Professional ratings
Review scores
| Source | Rating |
| AllMusic | Star Half star |
| Robert Christgau | B |
| Rolling Stone | Star |

==Production==
Producer Don Gehman stated in a 2011 interview that American Fool was fraught with layers of problems. "We had 20 or so songs, we had a record company that was hoping we were making a Neil Diamond‑type album, and after we spent two or three months in the studio recording these songs and mixing them to the best of our ability, I can remember an A&R guy in a pink shirt coming in to listen to them and basically thinking we had nothing. At that point, they put a stop to the project. We had ‘Jack & Diane,’ we had ‘Hand to Hold On To,’ we had ‘Weakest Moments’ — we had some good songs — and while I don’t know the precise nature of the discussions that took place, Riva went from wanting to get a new producer to not even wanting John on the label anymore. Finally, they came around to letting us finish it but wanting to hear the new songs we were going to cut."

According to a 1983 article in the Toledo Blade, the song "Danger List" originated when John Mellencamp heard his guitarist Larry Crane playing some chords in a basement rehearsal room. "I turned on the tape recorder and sang 30 verses,” Mellencamp explained. "I just made them up.
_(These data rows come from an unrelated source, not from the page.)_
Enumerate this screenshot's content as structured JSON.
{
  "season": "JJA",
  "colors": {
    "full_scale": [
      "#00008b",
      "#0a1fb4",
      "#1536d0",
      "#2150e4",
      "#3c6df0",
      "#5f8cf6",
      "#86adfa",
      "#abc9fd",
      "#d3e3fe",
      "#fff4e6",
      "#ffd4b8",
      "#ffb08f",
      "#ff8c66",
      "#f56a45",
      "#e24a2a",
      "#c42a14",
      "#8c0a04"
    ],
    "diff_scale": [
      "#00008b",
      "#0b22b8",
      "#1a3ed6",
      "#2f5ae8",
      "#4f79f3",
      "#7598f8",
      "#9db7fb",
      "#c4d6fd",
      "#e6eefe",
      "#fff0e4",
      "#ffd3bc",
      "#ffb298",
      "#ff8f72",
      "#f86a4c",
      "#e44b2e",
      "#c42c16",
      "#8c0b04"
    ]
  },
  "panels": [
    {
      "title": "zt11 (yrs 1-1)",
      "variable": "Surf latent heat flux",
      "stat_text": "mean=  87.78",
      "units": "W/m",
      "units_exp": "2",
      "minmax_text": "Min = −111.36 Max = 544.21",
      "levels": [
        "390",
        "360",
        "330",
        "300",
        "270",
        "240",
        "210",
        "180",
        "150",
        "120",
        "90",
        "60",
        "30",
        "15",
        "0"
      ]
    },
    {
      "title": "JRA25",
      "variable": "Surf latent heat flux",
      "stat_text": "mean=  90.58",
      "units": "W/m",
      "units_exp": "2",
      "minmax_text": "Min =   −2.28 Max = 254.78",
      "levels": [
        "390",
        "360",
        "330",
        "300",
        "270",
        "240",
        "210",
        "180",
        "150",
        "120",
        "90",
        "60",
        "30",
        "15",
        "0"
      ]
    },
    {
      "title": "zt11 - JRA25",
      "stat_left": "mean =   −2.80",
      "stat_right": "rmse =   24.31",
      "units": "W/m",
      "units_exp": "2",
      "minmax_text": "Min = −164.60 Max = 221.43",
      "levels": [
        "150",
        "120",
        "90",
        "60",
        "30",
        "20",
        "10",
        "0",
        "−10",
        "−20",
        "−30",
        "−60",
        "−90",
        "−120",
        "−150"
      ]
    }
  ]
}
Then I went and weeded out the ones I didn't like."

==Track listing==
All songs written by John Mellencamp, except where noted.

1. "Hurts So Good" (Mellencamp, George M. Green) – 3:42
2. "Jack & Diane" – 4:16
3. "Hand to Hold On To" – 3:25
4. "Danger List" (Mellencamp, Larry Crane) – 4:28
5. "Can You Take It" – 3:35
6. "Thundering Hearts" (Mellencamp, Green) – 3:40
7. "China Girl" (Joe New, Jeff Silbar) – 3:34
8. "Close Enough" – 3:38
9. "Weakest Moments" – 4:07
10. "American Fool" (2005 re-issue bonus track) – 3:46

==Personnel==
Sources:
- John Mellencamp – lead vocals, guitar, tambourine
- Larry Crane – guitar, background vocals
- Mike Wanchic – guitar, background vocals
- Kenny Aronoff – drums, LinnDrum on "Jack & Diane"
- George "Chocolate" Perry – bass
- Mick Ronson – guitar, background vocals, percussion on "Jack & Diane"
- Robert "Ferd" Frank – bass, background vocals
- Eric Rosser – keyboards
- Dave Parman – background vocals

==Charts==

===Weekly charts===

| Chart (1982) | Peak position |
|---|---|
| Australian (Kent Music Report) | 18 |
| Canada Top Albums/CDs (RPM) | 1 |
| Swedish Albums (Sverigetopplistan) | 30 |
| UK Albums (Official Charts) | 37 |
| US Billboard 200 | 1 |

===Year-end charts===

| Chart (1982) | Position |
|---|---|
| Canada Top Albums/CDs (RPM) | 3 |
| US Billboard 200 | 4 |
| Chart (1983) | Position |
| US Billboard 200 | 32 |

==Certifications==

Certifications for American Fool
| Region | Certification | Certified units/sales |
| Canada (Music Canada) | 5× Platinum | 500,000^{^} |
| United States (RIAA) | 5× Platinum | 5,000,000^{^} |
^{^} Shipments figures based on certification alone.